Training is exhausting. It demands a lot of energy to focus and many of us are sleep deprived, dealing with stomach issues, trying to cope with the heat, overloaded by culture shock, undersexed, constipated, or just plain tired. This can wear and tear on us because after training we have things like laundry (done by hand), homework, community integration, or other things that need to be done. We trainees live scattered about on a main road over a stretch of about 10 miles. Transportation on the roads pretty much stops at 6pm and it is unsafe to be out and about after the sun goes down around 7pm, so this gives us only a little time to explore if we don't get out of training until 5pm.

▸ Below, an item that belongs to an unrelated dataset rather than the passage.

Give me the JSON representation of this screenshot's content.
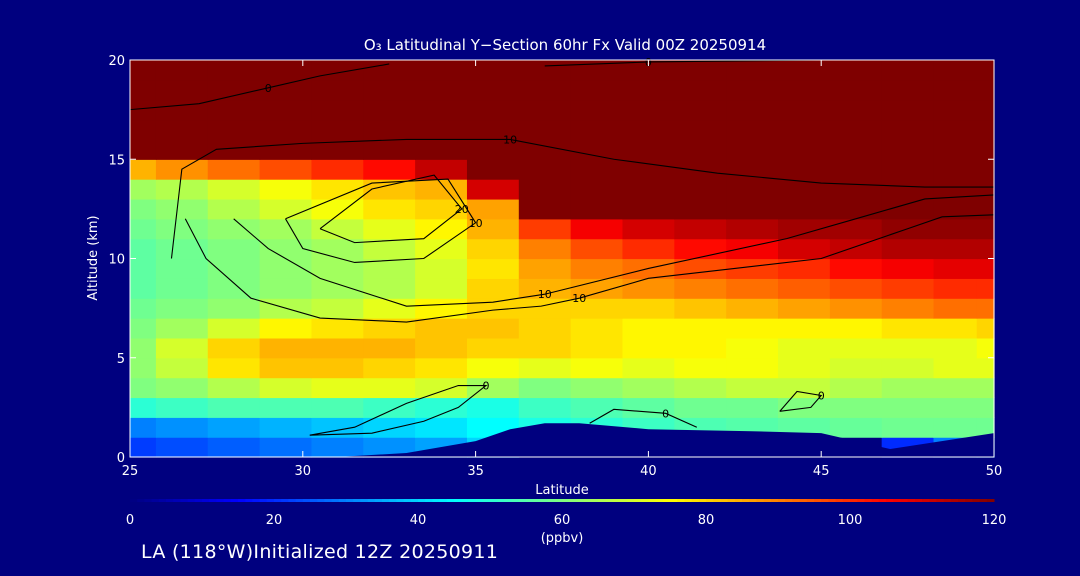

In addition, our training sessions aren't always fast paced, interesting, or creative and this can lead to cranky, cranky trainees. This has become a very interesting study for me, because you know how much I love to watch people. The patience my father gave me is shining here in training, thank you.
So, my host volunteer visit will be to a community in the North part of the country (for specifics, ask my parents). I am the only trainee going there and I am the only trainee who will be flying to my host site. I will be staying with a Guy 19 PCV by the name of, name. When asked what the place was like, my program manager told me, "it's an interesting area; I think you'll like it. It's going to be strange. I'm curious to see what you think of it." I took this as positive information because I like strange and I like interesting. I'm leaving on Monday, March 23 and will be there until Friday. While I'm there, I'll be able to visit the place where the Jonestown Massacre took place. They say it's all overgrown and picked apart by curious visitors, I still want to go. Wish me luck!